La Science Fiction ce n'est pas simplement "la Science dans le futur". C'est avant tout " la Science et l'Homme".
La SF pose le problème de l'éthique, de la morale face à de nouvelles questions sur l'idée même d'être humain et d'évoluer. La SF commence donc par un questionnement.
Pour moi, et je ne dis pas ça parce que je suis une fan absolue (si ? bon oui peut-être...), mais la première question de la SF, l'une des plus essentielle et révélatrices de ce genre, c'est tout simplement:
"Les androïdes rêvent-ils de moutons électriques ?"
Vous connaissez cette question ? Non ? Aller, si, seulement vous ne savez pas que c'en est-une. Vous connaissez le nom accrocheur du film qui en est tiré. Il s'agit du titre d'un roman de Philip K. Dick que vous connaissez certainement mieux sous le nom de Blade Runner.
Pourquoi des moutons électriques ? Parce que dans ce roman, les animaux ont presque entièrement disparus, sous les pluies acides et l'air irrespirable des derniers lieux habitables de la Terre. On les remplace par des automates, parce que les humains ont toujours ce besoin irrépressible de compagnie, de vie organique, même s'il ne s'agit que d'un simulacre artificielle. Les hommes sont poussés par une sorte de mélancolie de la Terre telle que nous la connaissions au XXème siècle...
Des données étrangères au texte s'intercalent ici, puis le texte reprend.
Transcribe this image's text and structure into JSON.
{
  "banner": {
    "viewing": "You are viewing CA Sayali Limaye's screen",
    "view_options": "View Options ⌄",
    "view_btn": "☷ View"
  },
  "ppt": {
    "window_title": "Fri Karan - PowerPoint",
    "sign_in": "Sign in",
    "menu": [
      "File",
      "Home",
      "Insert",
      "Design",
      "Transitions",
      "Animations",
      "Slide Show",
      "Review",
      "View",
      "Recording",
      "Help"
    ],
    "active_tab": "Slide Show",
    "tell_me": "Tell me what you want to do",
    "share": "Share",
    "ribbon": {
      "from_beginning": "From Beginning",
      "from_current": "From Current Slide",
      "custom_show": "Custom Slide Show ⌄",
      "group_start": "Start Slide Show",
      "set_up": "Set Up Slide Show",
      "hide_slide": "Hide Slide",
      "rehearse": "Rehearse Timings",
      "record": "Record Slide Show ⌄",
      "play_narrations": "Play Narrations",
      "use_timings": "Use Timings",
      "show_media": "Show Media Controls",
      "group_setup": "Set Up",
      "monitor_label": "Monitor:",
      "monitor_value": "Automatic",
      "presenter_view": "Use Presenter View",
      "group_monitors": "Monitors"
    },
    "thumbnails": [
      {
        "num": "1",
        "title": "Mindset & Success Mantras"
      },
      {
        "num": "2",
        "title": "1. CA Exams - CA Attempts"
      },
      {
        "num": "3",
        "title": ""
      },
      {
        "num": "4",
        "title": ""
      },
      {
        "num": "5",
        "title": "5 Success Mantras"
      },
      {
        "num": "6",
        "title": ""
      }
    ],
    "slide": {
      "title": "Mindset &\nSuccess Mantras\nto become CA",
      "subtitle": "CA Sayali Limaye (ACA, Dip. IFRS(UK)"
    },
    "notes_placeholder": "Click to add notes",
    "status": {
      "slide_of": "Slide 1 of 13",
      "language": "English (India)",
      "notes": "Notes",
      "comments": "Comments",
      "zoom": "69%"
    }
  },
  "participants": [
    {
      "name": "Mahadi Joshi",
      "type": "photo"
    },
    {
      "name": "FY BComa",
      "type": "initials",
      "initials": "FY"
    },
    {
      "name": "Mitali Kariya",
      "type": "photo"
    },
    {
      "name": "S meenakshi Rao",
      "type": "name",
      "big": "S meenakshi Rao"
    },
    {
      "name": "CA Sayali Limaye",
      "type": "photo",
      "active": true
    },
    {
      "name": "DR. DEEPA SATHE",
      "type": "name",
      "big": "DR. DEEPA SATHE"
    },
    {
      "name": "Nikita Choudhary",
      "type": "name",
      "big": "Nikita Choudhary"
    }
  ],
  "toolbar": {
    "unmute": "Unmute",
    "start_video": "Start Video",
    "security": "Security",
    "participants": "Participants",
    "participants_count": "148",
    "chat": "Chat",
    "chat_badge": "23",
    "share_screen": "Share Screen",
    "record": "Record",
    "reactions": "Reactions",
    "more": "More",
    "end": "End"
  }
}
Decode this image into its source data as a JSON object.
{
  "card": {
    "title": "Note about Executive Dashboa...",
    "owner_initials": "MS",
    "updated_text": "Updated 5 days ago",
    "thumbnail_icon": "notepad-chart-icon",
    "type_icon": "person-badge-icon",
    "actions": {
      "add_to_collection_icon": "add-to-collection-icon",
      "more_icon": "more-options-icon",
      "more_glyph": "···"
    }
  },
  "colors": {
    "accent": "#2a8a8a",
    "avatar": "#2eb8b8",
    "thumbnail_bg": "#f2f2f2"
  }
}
Et pourquoi des androïdes ? Parce que des robots asservis aux hommes ont commencé à se rebeller, à prendre des identités humaines et à surpasser ce qu'il reste des hommes dans un domaine où ils ne sont plus que l'ombre d'eux-mêmes: l'éthique et les sentiments. Parce qu'on en vient à se demander si les androïdes rêvent. S'ils sont limités dans leur imaginaire aux contraintes que subissent les humains de chair et de sang: celle de ne plus connaître la Nature, de n'avoir pour référence que des moutons électriques.
Oui, comment définir l'Homme, lorsque l'humain n'est plus qu'une créature versatile au service d'une société déshumanisée, alors que l'androïde découvre, tel un enfant, des valeurs morales et des liens affectifs ?
[Un signal sonore résonne dans l'habitacle. La nouvelle autorisation d'atterrissage vient d'être validée par l'astroport de Santaurus. Mc Kraken est maintenant obligée de lancer la manœuvre et d'entrer dans la zone de débarquement. Une goutte de sueur perle à son front et elle retourne à sa salle des commandes pour contrôler manuellement le vaisseau.
Alors même qu'elle quitte l'habitacle en essayant de ne pas regarder directement les trois criminels en fuite, elle sent dans son dos qu'ils se lèvent. Elle continue son discours grâce à son micro, une fois qu'elle a verrouillé les portes de sa cabine. ]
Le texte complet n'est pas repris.